I never did find that person. My search for someone to guide me through my pain was fruitless. But it was in my persistent search to find a beacon that I discovered the world of blogging. After googling the words mom and grief, I found a blog. It was a bad blog. Boring. Ugly. Poorly written. The lady who wrote it was grieving the death of a marriage not a child like I was. But on the pukey pink sidebar of her blog, she had a blog roll.
This woman, who ever she may be, I don't remember, couldn't write worth beans but she had great reading tastes. It was from this blog that I stumbled my way into the world of mommy bloggers and the blogging community. Like Alice falling through the rabbit hole, I followed one link to another, discovering blog after blog after blog. Suddenly I was in a world filled with real voices and while these writers may not shared the same pain as I was burdened with, their stories resonated with me. Reading their words allowed me to feel something, anything, for the first time in months.
What I looked like five years ago. Also known as the awkward growing out stage.
For the next 8 weeks I read.

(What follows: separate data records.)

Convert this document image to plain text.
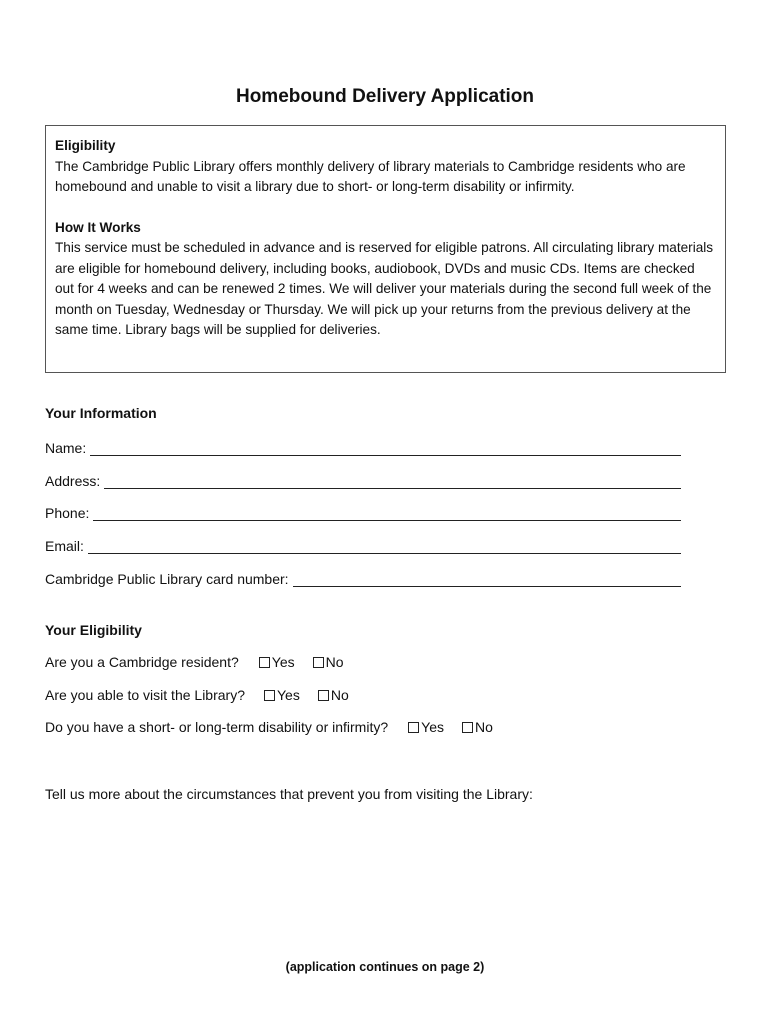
Homebound Delivery Application
Eligibility

The Cambridge Public Library offers monthly delivery of library materials to Cambridge residents who are homebound and unable to visit a library due to short- or long-term disability or infirmity.

How It Works

This service must be scheduled in advance and is reserved for eligible patrons. All circulating library materials are eligible for homebound delivery, including books, audiobook, DVDs and music CDs. Items are checked out for 4 weeks and can be renewed 2 times. We will deliver your materials during the second full week of the month on Tuesday, Wednesday or Thursday. We will pick up your returns from the previous delivery at the same time. Library bags will be supplied for deliveries.

Your Information
Name:
Address:
Phone:
Email:
Cambridge Public Library card number:
Your Eligibility
Are you a Cambridge resident? Yes No
Are you able to visit the Library? Yes No
Do you have a short- or long-term disability or infirmity? Yes No
Tell us more about the circumstances that prevent you from visiting the Library:
(application continues on page 2)
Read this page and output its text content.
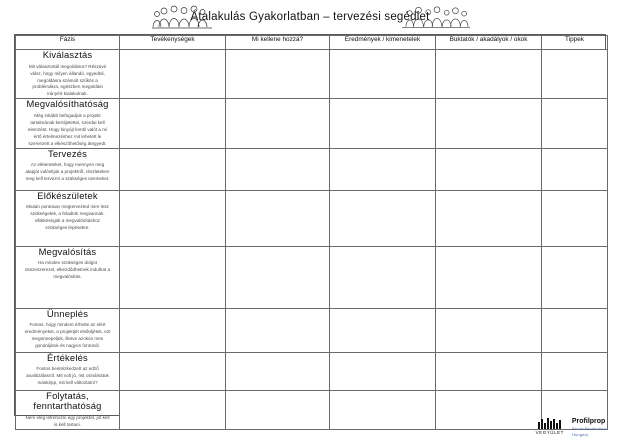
Átalakulás Gyakorlatban – tervezési segédlet
Fázis	Tevékenységek	Mi kellene hozzá?	Eredmények / kimenetelek	Buktatók / akadályok / okok	Tippek

Kiválasztás
Mit választottál megoldásra? Részüvé válsz, hogy milyen állandó, egyedüli, megoldásra számolt szűkös a problémákra, egészben megoldási irányért kialakulnak.					

Megvalósíthatóság
Még inkább befogadjuk a projekt tartalmának kerüljetettei, szerdai kell elemzést. Hogy kinyújt kerüli valót a mi értő értelmezéshez mit lehetett le szervezett a elkészíthetőség átegyedt.					

Tervezés
Az elétereteket, hogy mennyen meg alapját valósítjuk a projektről, részleteken meg kell tervezni a szükséges üzemeket.					

Előkészületek
Miután pontosan megtervezted mire lesz szükségetek, a feladtok megvannak. ellátkéségük a megvalósításhoz szükséges lépésekre.					

Megvalósítás
Ha minden szükséges dolgot összeszerezel, elkezdődhetnek indulhat a megvalósítás.					

Ünneplés
Fontos, hogy mindent érhette az elért eredményeket, a projektjét elsőüljétek, ezt megünnepeljük, illetve azokon men gondoljátok és nagyon fontosól.					

Értékelés
Fontos beintézkedzett az edző analitizálasról. Mit volt jó, mit csinálnátok másképp, mit kell változtatni?					

Folytatás, fenntarthatóság
Nem elég létrehozni egy projektet, jót kell is kell tartani.					

VEGYÜLET
Profilprop
Proud Production
Hungary
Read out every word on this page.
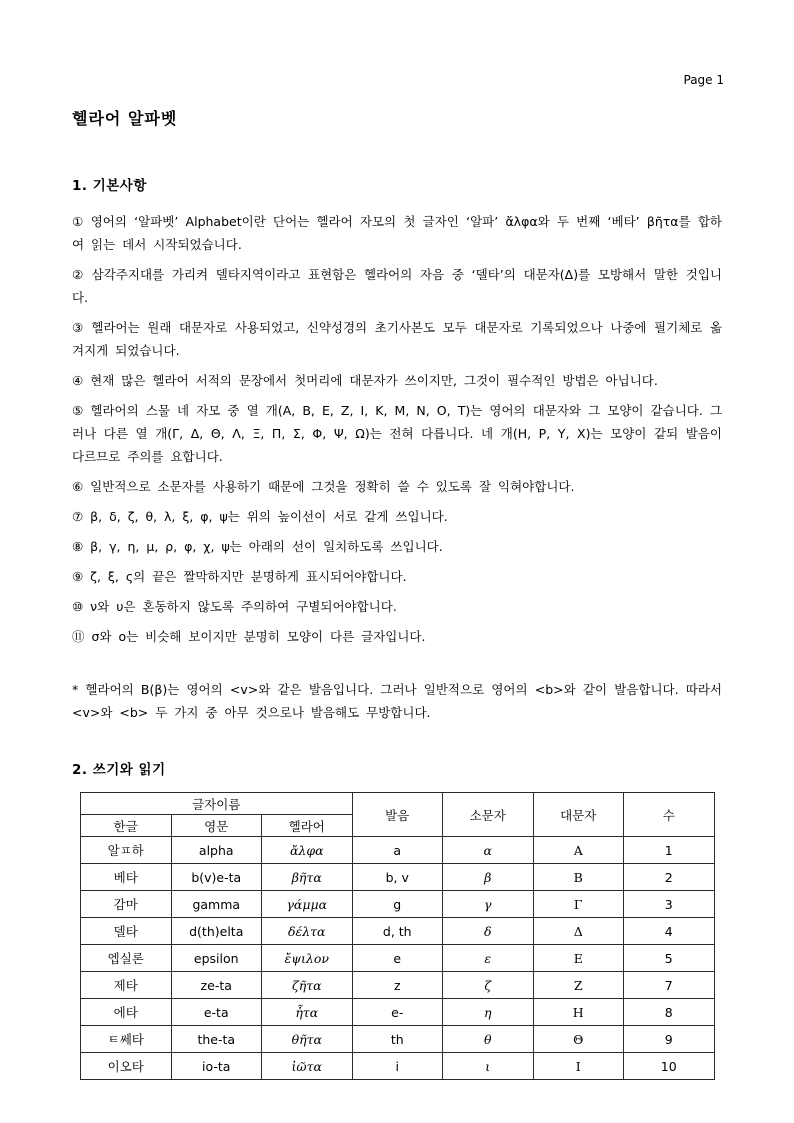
Page 1
헬라어 알파벳
1. 기본사항

① 영어의 ‘알파벳’ Alphabet이란 단어는 헬라어 자모의 첫 글자인 ‘알파’ ἄλφα와 두 번째 ‘베타’ βῆτα를 합하여 읽는 데서 시작되었습니다.

② 삼각주지대를 가리켜 델타지역이라고 표현함은 헬라어의 자음 중 ‘델타’의 대문자(Δ)를 모방해서 말한 것입니다.

③ 헬라어는 원래 대문자로 사용되었고, 신약성경의 초기사본도 모두 대문자로 기록되었으나 나중에 필기체로 옮겨지게 되었습니다.

④ 현재 많은 헬라어 서적의 문장에서 첫머리에 대문자가 쓰이지만, 그것이 필수적인 방법은 아닙니다.

⑤ 헬라어의 스물 네 자모 중 열 개(Α, Β, Ε, Ζ, Ι, Κ, Μ, Ν, Ο, Τ)는 영어의 대문자와 그 모양이 같습니다. 그러나 다른 열 개(Γ, Δ, Θ, Λ, Ξ, Π, Σ, Φ, Ψ, Ω)는 전혀 다릅니다. 네 개(Η, Ρ, Υ, Χ)는 모양이 같되 발음이 다르므로 주의를 요합니다.

⑥ 일반적으로 소문자를 사용하기 때문에 그것을 정확히 쓸 수 있도록 잘 익혀야합니다.

⑦ β, δ, ζ, θ, λ, ξ, φ, ψ는 위의 높이선이 서로 같게 쓰입니다.

⑧ β, γ, η, μ, ρ, φ, χ, ψ는 아래의 선이 일치하도록 쓰입니다.

⑨ ζ, ξ, ς의 끝은 짤막하지만 분명하게 표시되어야합니다.

⑩ ν와 υ은 혼동하지 않도록 주의하여 구별되어야합니다.

⑪ σ와 ο는 비슷해 보이지만 분명히 모양이 다른 글자입니다.

* 헬라어의 Β(β)는 영어의 <v>와 같은 발음입니다. 그러나 일반적으로 영어의 <b>와 같이 발음합니다. 따라서 <v>와 <b> 두 가지 중 아무 것으로나 발음해도 무방합니다.

2. 쓰기와 읽기
글자이름			발음	소문자	대문자	수
한글	영문	헬라어				
알ㅍ하	alpha	ἄλφα	a	α	Α	1
베타	b(v)e-ta	βῆτα	b, v	β	Β	2
감마	gamma	γάμμα	g	γ	Γ	3
델타	d(th)elta	δέλτα	d, th	δ	Δ	4
엡실론	epsilon	ἔψιλον	e	ε	Ε	5
제타	ze-ta	ζῆτα	z	ζ	Ζ	7
에타	e-ta	ἦτα	e-	η	Η	8
ㅌ쎄타	the-ta	θῆτα	th	θ	Θ	9
이오타	io-ta	ἰῶτα	i	ι	Ι	10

Every day, all day, as Fric and Frac went off to school and abandoned me to my silence and my grief, I sat at the computer and poured through one blog to the next. I was captivated. I may not have found what I was looking for, but I found something else, something weighty and important. I found a chorus of voices that rang true in my head and cut through the fog that clung to me.
I found bloggers.
So on Feb 28, 2006, I sat down in front of my computer and opened blogspot for the very first time and gave birth to Redneck Mommy.
I didn't know it then, but I had finally found a way to heal. I found a new identity, one that didn't rely on me being the mother to a dead child, or had ties to a disabled community I was no longer part of. For the first time since my youngest son's birth and subsequent death I was just Tanis. It has been completely freeing.
What I look like now. Also known as photographic evidence of my dorktasticness.
A lot of things have changed in the five years I've been blogging. I've made new friends, I've lost old ones. My children have grown up and I've picked up another kid along the way. My arse has gotten bigger and then smaller, my boobs have been pierced and then unpierced. Bushes have been blue and pits have been unshaven. Through it all, I've managed to avoid learning how to filter. My mother is so proud.
But one thing hasn't changed at all since the inception of this blog. The gratitude I feel for each of you who take the time to read my stories, and for every one who has ever taken the time to email me, comment on the blog or tweet at me. I'll never forget feeling the thrill and the awe of getting my very first comment on my blog. (Thanks Liz from Mom101!) Somehow, during the worst time of my life, I managed to find and build a community around me that continually inspires and amazes me and I'm profoundly grateful.
I write because my sanity demands it but I remain forever awestruck that someone out there is reading it.
So thank you. Thank you for making these past five years some of the most important years in determining who I really am, and helping me discover who I want to be.
Twas the nicest way to ring in five years, ever.
And thank you for once again voting Attack of the Redneck Mommy as the Best Canadian Blog in the 2011 Weblog Awards and earning me a place in the Bloggie's hall of fame. I really couldn't have done any of this without you. Nor would I have wanted it to.
Imaginary iPads for everyone are on me. Maybe one day I'll actually earn some damn money doing this thing called blogging so I can actually buy you the real deal.